Understand me, all the girls at that party, in the twilight, were lovely; they all had perfect faces but, more important than that, they had whatever strangeness of proportion, of oddness or humanity it is that makes a beauty something more than a shop-window dummy. Stella was the most lovely of any of them, but she, of course, was Vic’s, and they were going upstairs together, and that was just how things would always be.
There were several people now sitting on the sofa, talking to the gap-toothed girl. Someone told a joke, and they all laughed. I would have had to push my way in there to sit next to her again, and it didn’t look like she was expecting me back, or cared that I had gone, so I wandered out into the hall. I glanced in at the dancers, and found myself wondering where the music was coming from. I couldn’t see a record-player or speakers.
From the hall I walked back to the kitchen.
Kitchens are good at parties. You never need an excuse to be there and, on the good side, at this party I couldn’t see any signs of someone’s mum. I inspected the various bottles and cans on the kitchen table, then I poured half an inch of Pernod into the bottom of my plastic cup, which I filled to the top with Coke.
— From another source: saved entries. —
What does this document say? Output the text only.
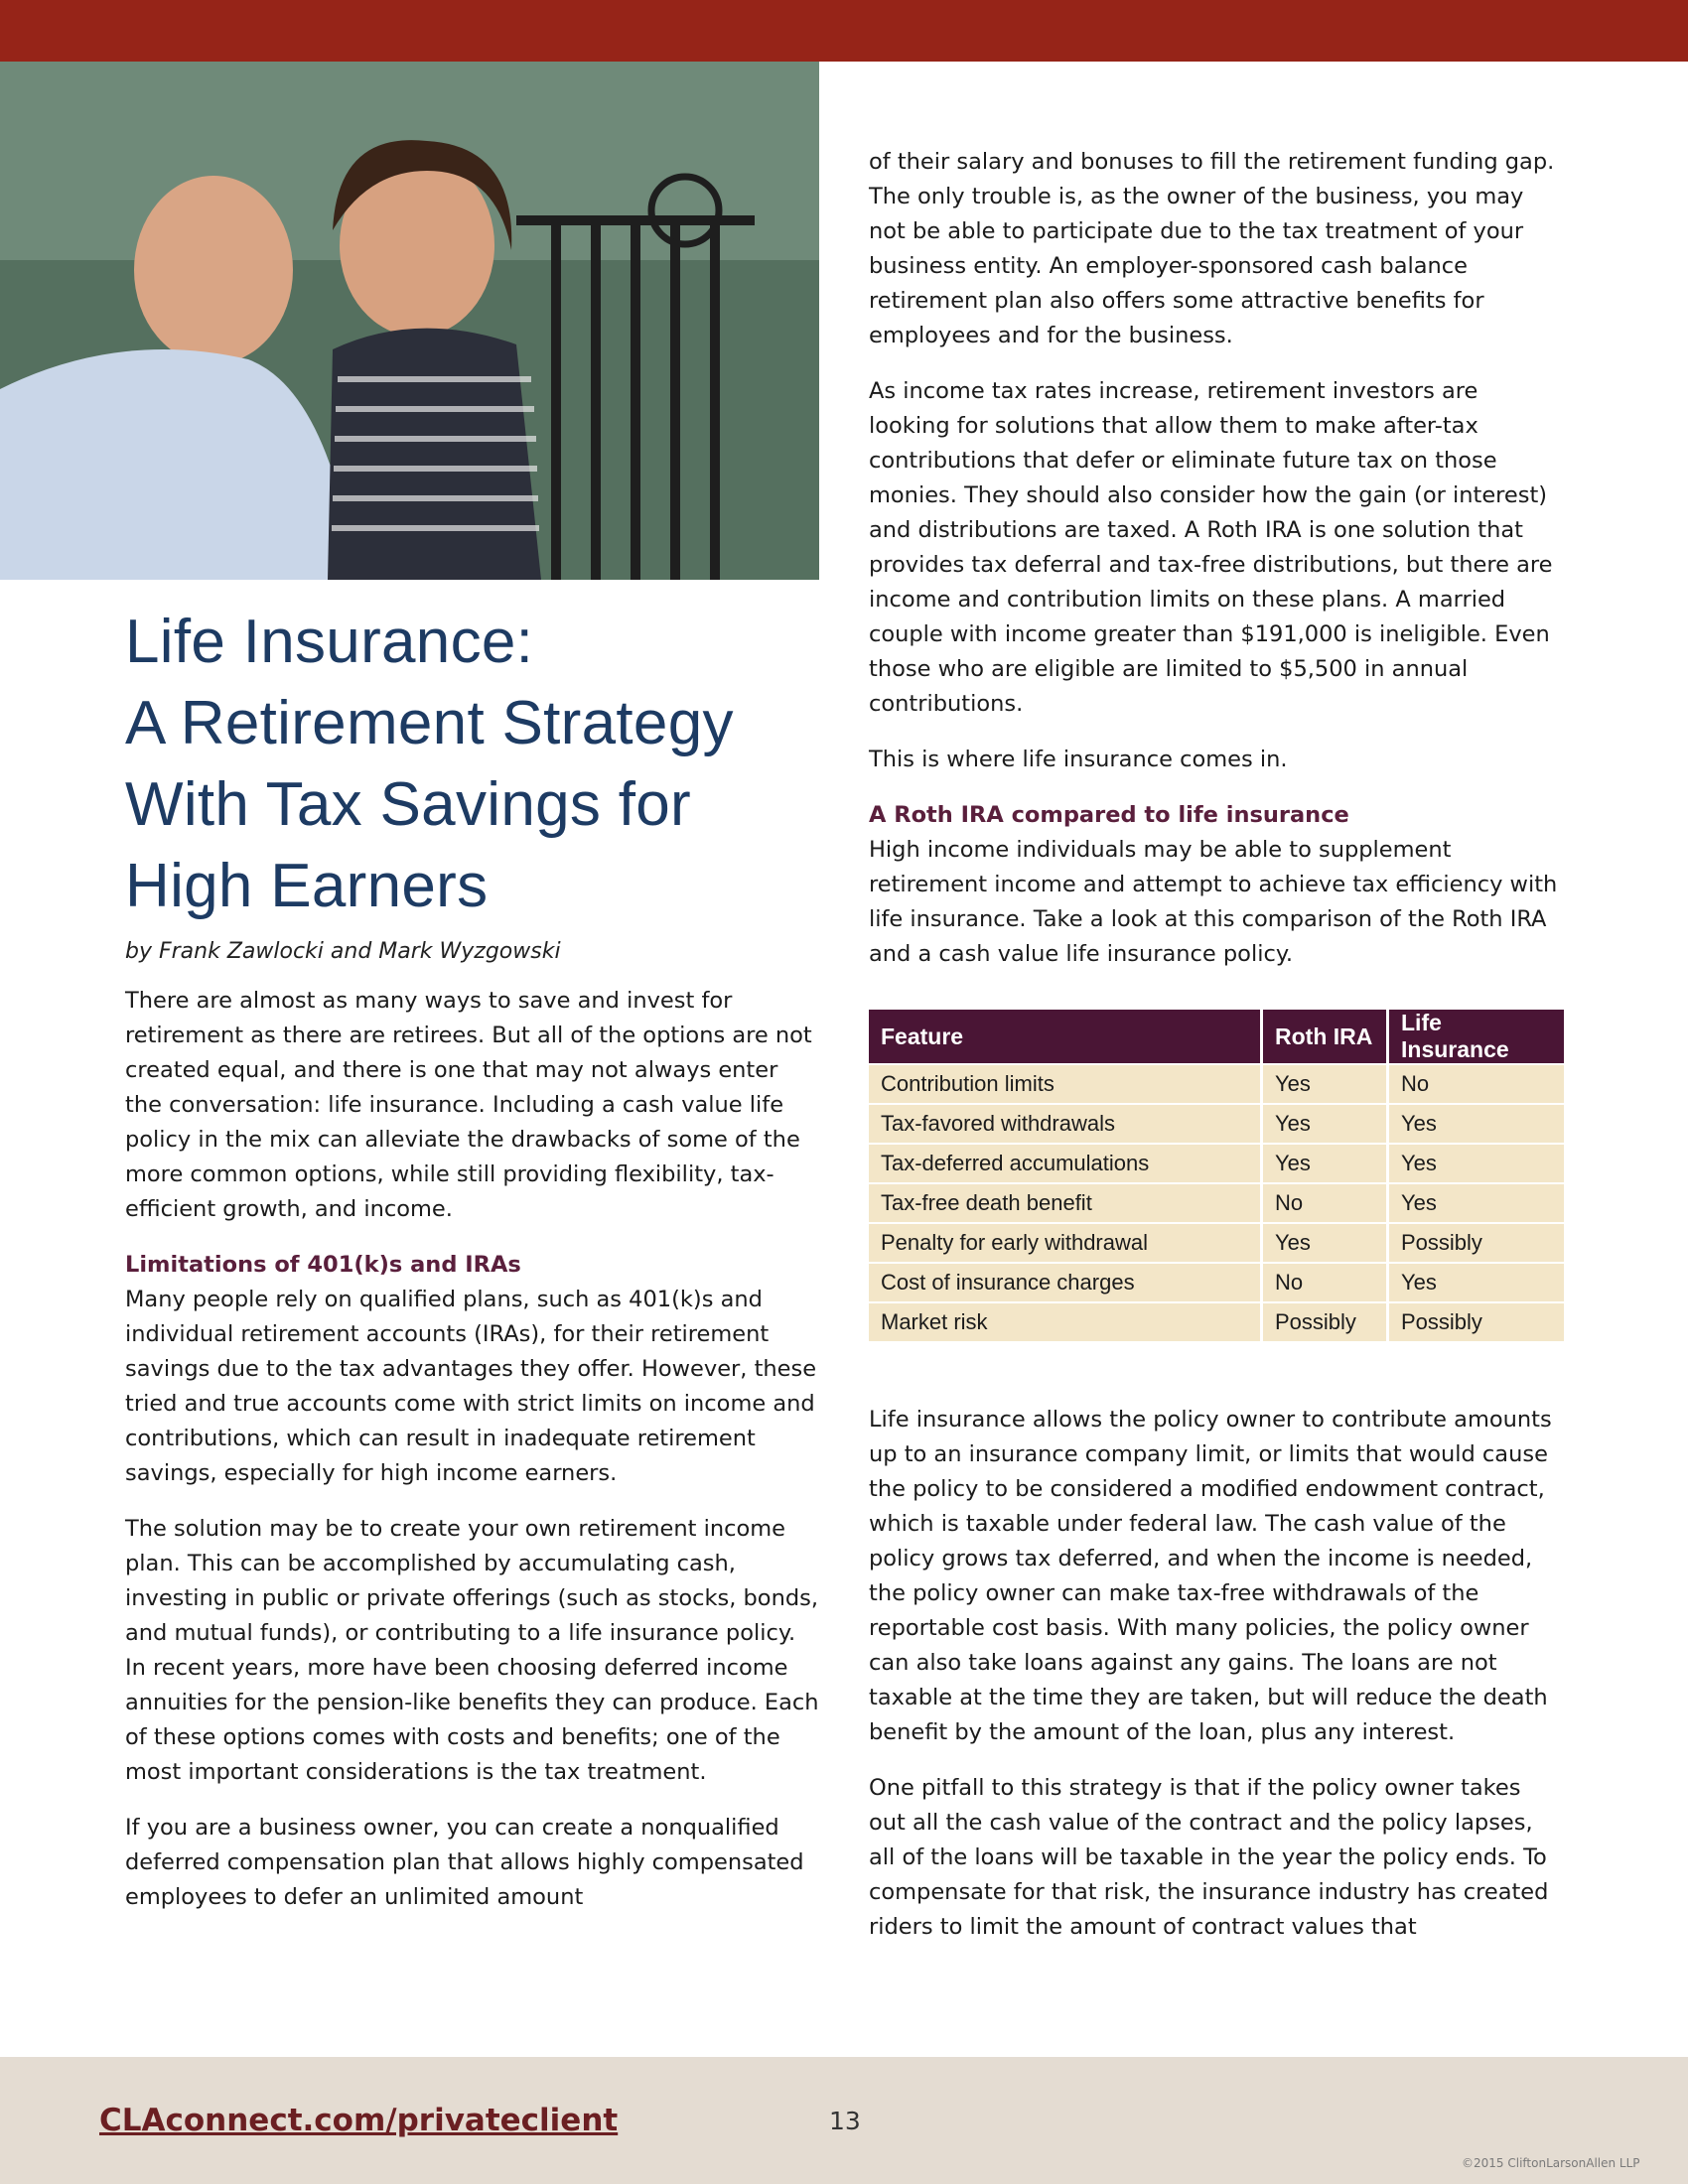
Life Insurance:
A Retirement Strategy
With Tax Savings for
High Earners
by Frank Zawlocki and Mark Wyzgowski

There are almost as many ways to save and invest for retirement as there are retirees. But all of the options are not created equal, and there is one that may not always enter the conversation: life insurance. Including a cash value life policy in the mix can alleviate the drawbacks of some of the more common options, while still providing flexibility, tax-efficient growth, and income.

Limitations of 401(k)s and IRAs

Many people rely on qualified plans, such as 401(k)s and individual retirement accounts (IRAs), for their retirement savings due to the tax advantages they offer. However, these tried and true accounts come with strict limits on income and contributions, which can result in inadequate retirement savings, especially for high income earners.

The solution may be to create your own retirement income plan. This can be accomplished by accumulating cash, investing in public or private offerings (such as stocks, bonds, and mutual funds), or contributing to a life insurance policy. In recent years, more have been choosing deferred income annuities for the pension-like benefits they can produce. Each of these options comes with costs and benefits; one of the most important considerations is the tax treatment.

If you are a business owner, you can create a nonqualified deferred compensation plan that allows highly compensated employees to defer an unlimited amount

of their salary and bonuses to fill the retirement funding gap. The only trouble is, as the owner of the business, you may not be able to participate due to the tax treatment of your business entity. An employer-sponsored cash balance retirement plan also offers some attractive benefits for employees and for the business.

As income tax rates increase, retirement investors are looking for solutions that allow them to make after-tax contributions that defer or eliminate future tax on those monies. They should also consider how the gain (or interest) and distributions are taxed. A Roth IRA is one solution that provides tax deferral and tax-free distributions, but there are income and contribution limits on these plans. A married couple with income greater than $191,000 is ineligible. Even those who are eligible are limited to $5,500 in annual contributions.

This is where life insurance comes in.

A Roth IRA compared to life insurance

High income individuals may be able to supplement retirement income and attempt to achieve tax efficiency with life insurance. Take a look at this comparison of the Roth IRA and a cash value life insurance policy.

Feature	Roth IRA	Life Insurance
Contribution limits	Yes	No
Tax-favored withdrawals	Yes	Yes
Tax-deferred accumulations	Yes	Yes
Tax-free death benefit	No	Yes
Penalty for early withdrawal	Yes	Possibly
Cost of insurance charges	No	Yes
Market risk	Possibly	Possibly

Life insurance allows the policy owner to contribute amounts up to an insurance company limit, or limits that would cause the policy to be considered a modified endowment contract, which is taxable under federal law. The cash value of the policy grows tax deferred, and when the income is needed, the policy owner can make tax-free withdrawals of the reportable cost basis. With many policies, the policy owner can also take loans against any gains. The loans are not taxable at the time they are taken, but will reduce the death benefit by the amount of the loan, plus any interest.

One pitfall to this strategy is that if the policy owner takes out all the cash value of the contract and the policy lapses, all of the loans will be taxable in the year the policy ends. To compensate for that risk, the insurance industry has created riders to limit the amount of contract values that

CLAconnect.com/privateclient	13
©2015 CliftonLarsonAllen LLP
I dropped in a couple of ice-cubes, and took a sip, relishing the sweet-shop tang of the drink.
‘What’s that you’re drinking?’ A girl’s voice.
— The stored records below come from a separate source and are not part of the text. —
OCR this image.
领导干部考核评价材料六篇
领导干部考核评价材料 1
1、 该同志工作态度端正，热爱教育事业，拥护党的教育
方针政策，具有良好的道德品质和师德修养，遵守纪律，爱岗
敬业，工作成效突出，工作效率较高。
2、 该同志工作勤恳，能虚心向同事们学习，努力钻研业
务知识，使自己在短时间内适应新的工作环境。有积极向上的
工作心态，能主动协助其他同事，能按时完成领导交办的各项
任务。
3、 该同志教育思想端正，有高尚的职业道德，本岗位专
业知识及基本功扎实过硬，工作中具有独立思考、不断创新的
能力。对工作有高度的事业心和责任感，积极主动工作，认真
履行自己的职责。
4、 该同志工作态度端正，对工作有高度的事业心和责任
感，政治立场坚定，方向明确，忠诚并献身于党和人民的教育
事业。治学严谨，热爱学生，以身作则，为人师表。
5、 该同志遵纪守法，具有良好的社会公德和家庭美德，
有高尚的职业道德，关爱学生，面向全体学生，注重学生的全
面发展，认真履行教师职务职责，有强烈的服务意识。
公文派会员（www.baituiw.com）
‘It’s Pernod,’ I told her. ‘It tastes like aniseed balls, only it’s alcoholic.’ I didn’t say that I’d only tried it because I’d heard someone in the crowd ask for a Pernod on a live Velvet Underground LP.
‘Can I have one?’ I poured another Pernod, topped it off with Coke, passed it to her. Her hair was a coppery auburn, and it tumbled around her head in ringlets. It’s not a hairstyle you see much now, but you saw it a lot back then.
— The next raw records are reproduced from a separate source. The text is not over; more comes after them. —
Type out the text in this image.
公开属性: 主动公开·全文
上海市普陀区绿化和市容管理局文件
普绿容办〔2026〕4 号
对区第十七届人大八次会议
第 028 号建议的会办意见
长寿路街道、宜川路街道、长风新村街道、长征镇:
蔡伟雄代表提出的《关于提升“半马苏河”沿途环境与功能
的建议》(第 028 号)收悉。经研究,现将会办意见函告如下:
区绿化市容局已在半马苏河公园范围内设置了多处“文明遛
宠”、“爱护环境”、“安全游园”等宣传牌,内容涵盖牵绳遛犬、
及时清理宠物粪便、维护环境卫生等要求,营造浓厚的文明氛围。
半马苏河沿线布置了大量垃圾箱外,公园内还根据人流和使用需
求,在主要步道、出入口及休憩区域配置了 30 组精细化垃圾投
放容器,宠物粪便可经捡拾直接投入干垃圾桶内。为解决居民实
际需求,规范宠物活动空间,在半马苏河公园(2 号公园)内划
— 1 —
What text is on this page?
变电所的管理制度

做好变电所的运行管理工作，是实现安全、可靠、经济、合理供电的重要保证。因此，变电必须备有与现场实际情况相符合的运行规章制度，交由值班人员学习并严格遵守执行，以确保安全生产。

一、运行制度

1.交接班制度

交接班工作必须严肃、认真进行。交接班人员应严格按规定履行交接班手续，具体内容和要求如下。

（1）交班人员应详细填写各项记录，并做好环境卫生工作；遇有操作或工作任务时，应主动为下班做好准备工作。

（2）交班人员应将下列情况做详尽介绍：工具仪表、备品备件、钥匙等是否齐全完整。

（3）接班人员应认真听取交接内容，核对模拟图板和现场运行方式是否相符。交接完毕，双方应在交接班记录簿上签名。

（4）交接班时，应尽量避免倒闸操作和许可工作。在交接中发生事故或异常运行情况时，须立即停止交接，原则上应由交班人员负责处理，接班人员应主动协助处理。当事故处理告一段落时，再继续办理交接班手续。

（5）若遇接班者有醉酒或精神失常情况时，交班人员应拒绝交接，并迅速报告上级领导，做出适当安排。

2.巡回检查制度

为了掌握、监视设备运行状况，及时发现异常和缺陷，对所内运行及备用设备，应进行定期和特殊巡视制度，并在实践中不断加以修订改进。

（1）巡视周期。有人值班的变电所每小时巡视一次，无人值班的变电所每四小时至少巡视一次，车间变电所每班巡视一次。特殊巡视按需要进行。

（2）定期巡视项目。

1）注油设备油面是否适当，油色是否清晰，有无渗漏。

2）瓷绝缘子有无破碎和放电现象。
‘What’s your name?’ I asked.
‘Triolet,’ she said.
‘Pretty name,’ I told her, although I wasn’t sure that it was. She was pretty, though.
‘It’s a verse form,’ she said, proudly. ‘Like me.’
‘You’re a poem?’
She smiled, and looked down and away, perhaps bashfully. Her profile was almost flat – a perfect Grecian nose that came down from her forehead in a straight line. We did Antigone in the school theatre the previous year. I was the messenger who brings Creon the news of Antigone’s death. We wore half-masks that made us look like that. I thought of that play, looking at her face, in the kitchen, and I thought of Barry Smith’s drawings of women in the Conan comics: five years later I would have thought of the Pre-Raphaelites, of Jane Morris and Lizzie Siddall. But I was only fifteen, then.
‘You’re a poem?’ I repeated.
She chewed her lower lip. ‘If you want. I am a poem, or I am a pattern, or a race of people whose world was swallowed by the sea.’
‘Isn’t it hard to be three things at the same time?’
‘What’s your name?’
‘Enn.’
‘So you are Enn,’ she said. ‘And you are a male. And you are a biped. Is it hard to be three things at the same time?’